We could do this verbosely with some nested `for` loops:

In [11]:
casualty_class_by_road_cat_list = []

for r in roads.find({'nearby_accidents': {'$exists': True}}):
    for ai in r['nearby_accidents']:
        a = accidents.find_one({'Accident_Index': ai})
        for c in a['Casualties']:
            casualty_class_by_road_cat_list += [{'RCat': r['RCat'], 
                'Casualty_Class': label_of[('Casualty_Class', c['Casualty_Class'])]}]

casualty_class_by_road_cat_unrolled_df = pd.DataFrame(casualty_class_by_road_cat_list)
casualty_class_by_road_cat_unrolled_df

Unnamed: 0,Casualty_Class,RCat
0,Driver or rider,TR
1,Driver or rider,TR
2,Pedestrian,TR
3,Driver or rider,TR
4,Driver or rider,TR
5,Driver or rider,TR
6,Driver or rider,TR
7,Driver or rider,TR
8,Driver or rider,TR
9,Driver or rider,TR


A more compact way of doing it is with a list comprehension, using the "trick" that we can use `accidents.find()` instead of `accidents.find_one()` to avoid the complication of trying to assign a temporary variable in the middle of the processing. 

In [12]:
casualty_class_by_road_cat_unrolled_df = pd.DataFrame([
 {'RCat': r['RCat'], 'Casualty_Class': label_of[('Casualty_Class', c['Casualty_Class'])]}
 for r in roads.find({'nearby_accidents': {'$exists': True}})
 for ai in r['nearby_accidents'] 
 for a in accidents.find({'Accident_Index': ai})
 for c in a['Casualties']
 ])

Either way, we then form the crosstab and move on to the rest of the processing.

In [None]:
# Count the number of each severity
casualty_class_by_road_cat_df = pd.crosstab(casualty_class_by_road_cat_unrolled_df['RCat'], 
                                      casualty_class_by_road_cat_unrolled_df['Casualty_Class'])
casualty_class_by_road_cat_df

We need to drop the "principle motorway" (PM) row as there are too few pedestrians there.

In [None]:
casualty_class_by_road_cat_df.drop('PM', inplace=True)

In [None]:
casualty_class_by_road_cat_df

In [None]:
casualty_class_by_road_cat_df.plot(kind='bar')

If we want to find statistical significance, we'll need to do a test.

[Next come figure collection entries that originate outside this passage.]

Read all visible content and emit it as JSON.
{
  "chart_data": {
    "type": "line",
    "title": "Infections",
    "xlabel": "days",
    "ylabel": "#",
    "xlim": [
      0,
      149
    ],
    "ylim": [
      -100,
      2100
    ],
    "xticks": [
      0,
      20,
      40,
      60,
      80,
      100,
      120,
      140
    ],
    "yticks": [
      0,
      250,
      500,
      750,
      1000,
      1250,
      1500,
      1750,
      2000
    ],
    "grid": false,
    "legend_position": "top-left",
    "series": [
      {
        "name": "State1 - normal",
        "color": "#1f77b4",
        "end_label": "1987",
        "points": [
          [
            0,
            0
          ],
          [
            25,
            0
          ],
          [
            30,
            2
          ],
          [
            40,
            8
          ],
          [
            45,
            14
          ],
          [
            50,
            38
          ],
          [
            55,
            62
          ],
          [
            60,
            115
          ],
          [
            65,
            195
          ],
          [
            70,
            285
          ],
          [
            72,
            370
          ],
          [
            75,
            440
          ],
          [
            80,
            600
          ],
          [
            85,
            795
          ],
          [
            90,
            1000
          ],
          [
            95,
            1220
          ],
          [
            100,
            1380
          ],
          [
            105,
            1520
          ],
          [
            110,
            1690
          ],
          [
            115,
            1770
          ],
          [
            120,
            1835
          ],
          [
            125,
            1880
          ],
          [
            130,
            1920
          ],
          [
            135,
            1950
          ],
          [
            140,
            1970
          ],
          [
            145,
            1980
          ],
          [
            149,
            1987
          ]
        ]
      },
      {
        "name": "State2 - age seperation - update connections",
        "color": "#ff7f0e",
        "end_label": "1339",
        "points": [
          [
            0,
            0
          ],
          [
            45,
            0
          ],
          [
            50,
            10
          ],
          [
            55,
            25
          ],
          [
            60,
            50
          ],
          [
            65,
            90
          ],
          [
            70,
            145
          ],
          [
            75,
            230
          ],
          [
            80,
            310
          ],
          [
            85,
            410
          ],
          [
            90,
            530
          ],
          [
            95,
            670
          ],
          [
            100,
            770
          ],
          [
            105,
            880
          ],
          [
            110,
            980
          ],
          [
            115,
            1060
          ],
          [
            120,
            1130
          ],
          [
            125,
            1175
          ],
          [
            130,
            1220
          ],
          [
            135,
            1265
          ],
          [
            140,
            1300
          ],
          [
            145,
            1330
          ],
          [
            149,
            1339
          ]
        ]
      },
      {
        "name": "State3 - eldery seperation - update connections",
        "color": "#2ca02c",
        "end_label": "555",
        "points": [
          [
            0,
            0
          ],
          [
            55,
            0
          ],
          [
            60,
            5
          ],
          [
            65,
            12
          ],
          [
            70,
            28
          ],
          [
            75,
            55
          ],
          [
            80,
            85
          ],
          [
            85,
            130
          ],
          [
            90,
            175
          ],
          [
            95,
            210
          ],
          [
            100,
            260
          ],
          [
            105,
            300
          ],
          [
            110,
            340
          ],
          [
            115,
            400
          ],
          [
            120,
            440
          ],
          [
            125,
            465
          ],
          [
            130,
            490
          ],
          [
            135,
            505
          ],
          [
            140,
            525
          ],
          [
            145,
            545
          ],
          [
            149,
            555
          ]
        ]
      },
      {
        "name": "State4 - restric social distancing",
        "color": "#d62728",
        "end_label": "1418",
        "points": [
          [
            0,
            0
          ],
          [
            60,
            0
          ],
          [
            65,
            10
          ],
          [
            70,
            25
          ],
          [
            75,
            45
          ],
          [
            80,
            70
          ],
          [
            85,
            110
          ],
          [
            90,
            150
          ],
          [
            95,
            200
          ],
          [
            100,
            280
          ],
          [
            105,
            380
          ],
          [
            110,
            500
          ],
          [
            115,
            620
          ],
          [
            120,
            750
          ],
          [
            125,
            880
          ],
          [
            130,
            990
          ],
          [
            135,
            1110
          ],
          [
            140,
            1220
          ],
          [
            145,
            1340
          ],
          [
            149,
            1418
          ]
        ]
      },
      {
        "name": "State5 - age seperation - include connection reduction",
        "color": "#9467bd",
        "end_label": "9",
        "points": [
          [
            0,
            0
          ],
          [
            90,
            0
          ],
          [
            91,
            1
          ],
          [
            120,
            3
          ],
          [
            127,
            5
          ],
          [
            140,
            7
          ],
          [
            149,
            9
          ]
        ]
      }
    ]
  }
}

As the data is indexed by categories, a chi-squared test is appropriate. First, we calculate the expected number of casualties for each class and each road type, then perform the test by comparing the two DataFrames.

In [None]:
chi2, p, _, _ = scipy.stats.chi2_contingency(casualty_class_by_road_cat_df)
chi2, p

Yes, different types of road do have different mixes of casualties.